Even after all the effort to recycle, upcycle, donate, and throw out, I was still finding self-imposed contraband in the new house: out-of-date medicines; clothes in mint condition that I’m going to wear any day now; shoes with worn-out soles and broken heels that I have no intention of repairing but am keeping just in case I have a shoe-related emergency.  It was only when I had tried to reorganise the kitchen surfaces for the third time, and re-stack the unopened boxes in the spare room for the second that I realised:

  1. We simply had too much stuff- indiscriminate objects that had either long outlived their usefulness or had served no real purpose to begin with.

  2. A lot of what we brought with us didn’t suit the new house.  It was bought seven years ago when good quality was a distant luxury, and function trumped fashion: nothing we bought was going to complement the mould around the tiles or the cracked paintwork around the windows.

  3. Just how much dust and dirt had accumulated- splotches and stains that had seemed inconsequential in our rented house became painfully obvious and shame worthy as my mother helped me to unpack the greasy baking trays, scruffy tea towels and neglected storage jars.

And so, when confronted by a teetering mountain of notebooks, loose-leaf drafts, and folders full of early poems and half-hearted revisions, the relationship between how I was living and how I was writing became all too clear:

  1. When we first moved into our flat, our priority was to fill the space, to make it look homey- cheap throws and cushions, flimsy DVD cases and bookshelves.  Sure, none of it was very good, but it looked right.  So when I started writing, the excitement of simply having ideas meant that I would only work on something until a new idea came along, joyfully filling up folders with sentimental half-drafts, feeling overly satisfied with myself.  It was enough to have produced a piece of work, then many pieces of work.  My confidence came from the quantity, not quality of the work; none of it was very good, but it looked right.

  2. These poems filled my folders, and my shelves, like old instruction manuals and cables stuffed into drawers.  Why?  Because I believed that, with time, each one had the capacity to become a piece of art. Or that I would throw something away, only to suddenly experience the epiphany that would utterly transform it from a mediocre piece of work into something that would be painted on the exposed beams of independent cafes.  Or that a competition would be announced that specifically catered to the exact theme of that one poem I wrote four years ago.  The inevitable result of all this second-guessing?  The poems worth hanging onto became the bill in a pile of junk mail, or a twenty in a purse bursting with receipts: hard to find and easy to throw away.

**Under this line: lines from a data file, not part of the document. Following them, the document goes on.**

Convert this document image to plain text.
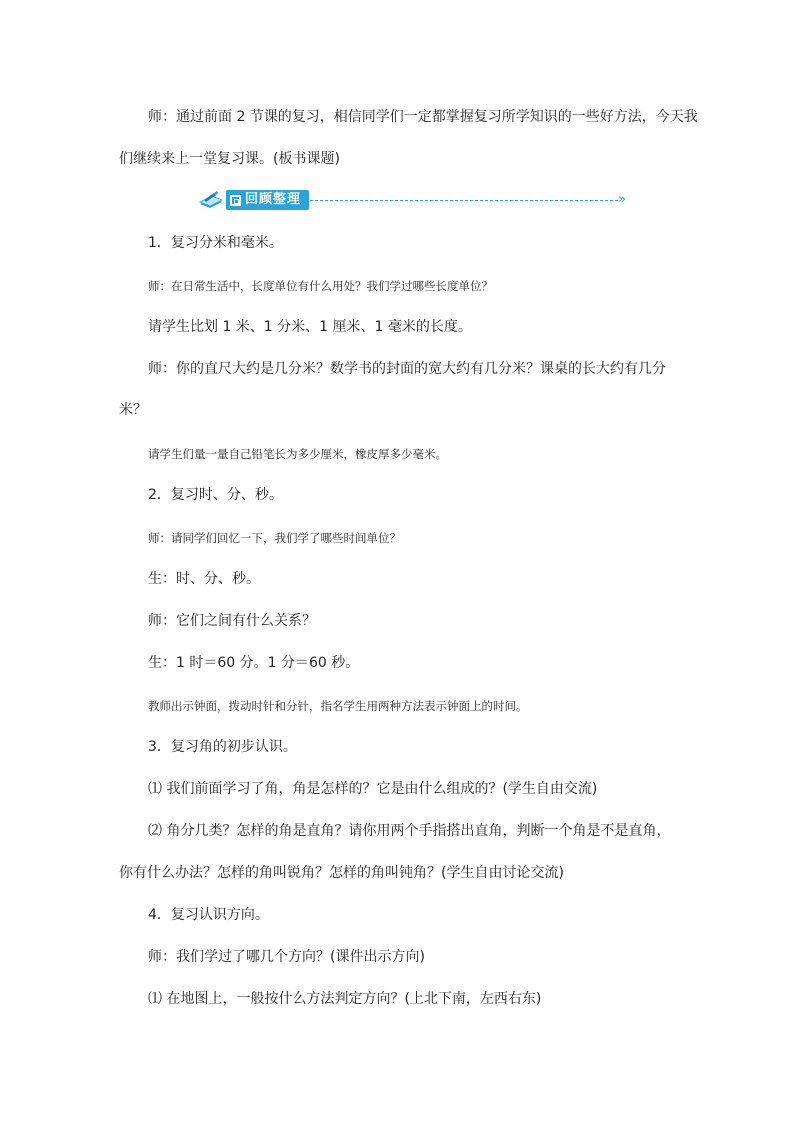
师：通过前面 2 节课的复习，相信同学们一定都掌握复习所学知识的一些好方法，今天我
们继续来上一堂复习课。(板书课题)
回顾整理	»
1．复习分米和毫米。
师：在日常生活中，长度单位有什么用处？我们学过哪些长度单位？
请学生比划 1 米、1 分米、1 厘米、1 毫米的长度。
师：你的直尺大约是几分米？数学书的封面的宽大约有几分米？课桌的长大约有几分
米？
请学生们量一量自己铅笔长为多少厘米，橡皮厚多少毫米。
2．复习时、分、秒。
师：请同学们回忆一下，我们学了哪些时间单位？
生：时、分、秒。
师：它们之间有什么关系？
生：1 时＝60 分。1 分＝60 秒。
教师出示钟面，拨动时针和分针，指名学生用两种方法表示钟面上的时间。
3．复习角的初步认识。
⑴ 我们前面学习了角，角是怎样的？它是由什么组成的？(学生自由交流)
⑵ 角分几类？怎样的角是直角？请你用两个手指搭出直角，判断一个角是不是直角，
你有什么办法？怎样的角叫锐角？怎样的角叫钝角？(学生自由讨论交流)
4．复习认识方向。
师：我们学过了哪几个方向？(课件出示方向)
⑴ 在地图上，一般按什么方法判定方向？(上北下南，左西右东)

  3. Even the poems worth hanging onto need to be cleaned up, having accumulated entire sections that don’t say anything; lines, metaphors, and word plays that have survived only because they looked great in a first draft; and punctuation that may once have been poignant but has long since lost its edge.

A new house, a first home, gives you a chance to reflect on what you have and to decide what you want, one room at a time.  When I apply this understanding to my first collection, which I began in the rented house, the message is clear: throw away what doesn’t work; polish what’s worth keeping; and add to it one carefully crafted, quality poem at a time, until it becomes the collection I want, not just a collection I have.